To save your loved ones years of potential bitterness, bend
over backward to be fair when dividing your assets. Make sure
your will does what you intend.
Your will is irrevocable after you die. There are no second
chances.
A
story from the authors' law practice exemplifies both lessons.
A
father remarried after his first wife died. His son understood
that, when his dad dies, the son will inherit a third of the
estate and the rest will go to the woman's two children. But
when the father died, he left everything to the stepmother,
and when the stepmother died, she left everything to her children
including the father's sizable bank and stock proceeds,
family heirlooms, photographs and real estate that had been
passed down through the son's family for generations. His
stepsiblings refused to give him a single item, and there
was nothing he could do.
Did
the father assume that his second wife would look after his
son in her will? No one will ever know. Not having ensured
that his will reflected his intentions, however, he set his
son up to lose his family's wealth and mementos.
Two
other scenarios that I've seen many times hold the potential
for family fights unless they're dealt with fairly.

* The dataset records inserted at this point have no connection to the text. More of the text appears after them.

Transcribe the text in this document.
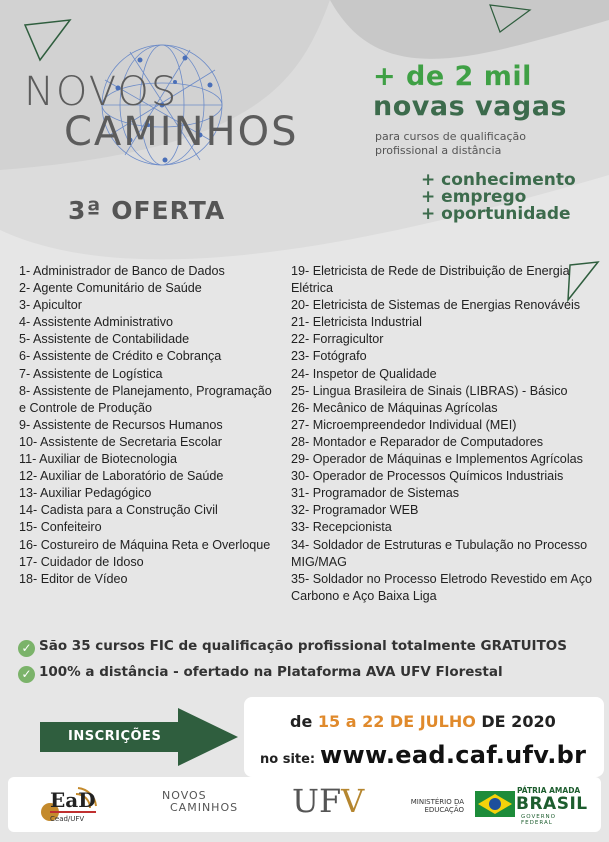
NOVOS
CAMINHOS
3ª OFERTA
+ de 2 mil
novas vagas
para cursos de qualificação
profissional a distância
+ conhecimento
+ emprego
+ oportunidade
1- Administrador de Banco de Dados
2- Agente Comunitário de Saúde
3- Apicultor
4- Assistente Administrativo
5- Assistente de Contabilidade
6- Assistente de Crédito e Cobrança
7- Assistente de Logística
8- Assistente de Planejamento, Programação e Controle de Produção
9- Assistente de Recursos Humanos
10- Assistente de Secretaria Escolar
11- Auxiliar de Biotecnologia
12- Auxiliar de Laboratório de Saúde
13- Auxiliar Pedagógico
14- Cadista para a Construção Civil
15- Confeiteiro
16- Costureiro de Máquina Reta e Overloque
17- Cuidador de Idoso
18- Editor de Vídeo
19- Eletricista de Rede de Distribuição de Energia Elétrica
20- Eletricista de Sistemas de Energias Renováveis
21- Eletricista Industrial
22- Forragicultor
23- Fotógrafo
24- Inspetor de Qualidade
25- Lingua Brasileira de Sinais (LIBRAS) - Básico
26- Mecânico de Máquinas Agrícolas
27- Microempreendedor Individual (MEI)
28- Montador e Reparador de Computadores
29- Operador de Máquinas e Implementos Agrícolas
30- Operador de Processos Químicos Industriais
31- Programador de Sistemas
32- Programador WEB
33- Recepcionista
34- Soldador de Estruturas e Tubulação no Processo MIG/MAG
35- Soldador no Processo Eletrodo Revestido em Aço Carbono e Aço Baixa Liga
✓ São 35 cursos FIC de qualificação profissional totalmente GRATUITOS
✓ 100% a distância - ofertado na Plataforma AVA UFV Florestal
INSCRIÇÕES
de 15 a 22 DE JULHO DE 2020
no site: www.ead.caf.ufv.br
EaD
Cead/UFV
NOVOS
CAMINHOS UFV	MINISTÉRIO DA
EDUCAÇÃO
PÁTRIA AMADA
BRASIL
GOVERNO FEDERAL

A son cares for his dad, assuming responsibility for shopping,
taking him to the doctor, hiring caregivers, doing taxes,
paying bills, helping with bathing, laundry, even personal
hygiene. His efforts cost him a promotion. His siblings live
far away and can't help.
A parent bails out his daughter financially when her business
founders in a bad economy, helping her to save her company.
Her two siblings have stable jobs and receive nothing.
"Fairness
is dictated by the circumstances in your family, and you cannot
simply stamp an equal sign on your affairs and walk away,"
the authors say, offering a range of solutions.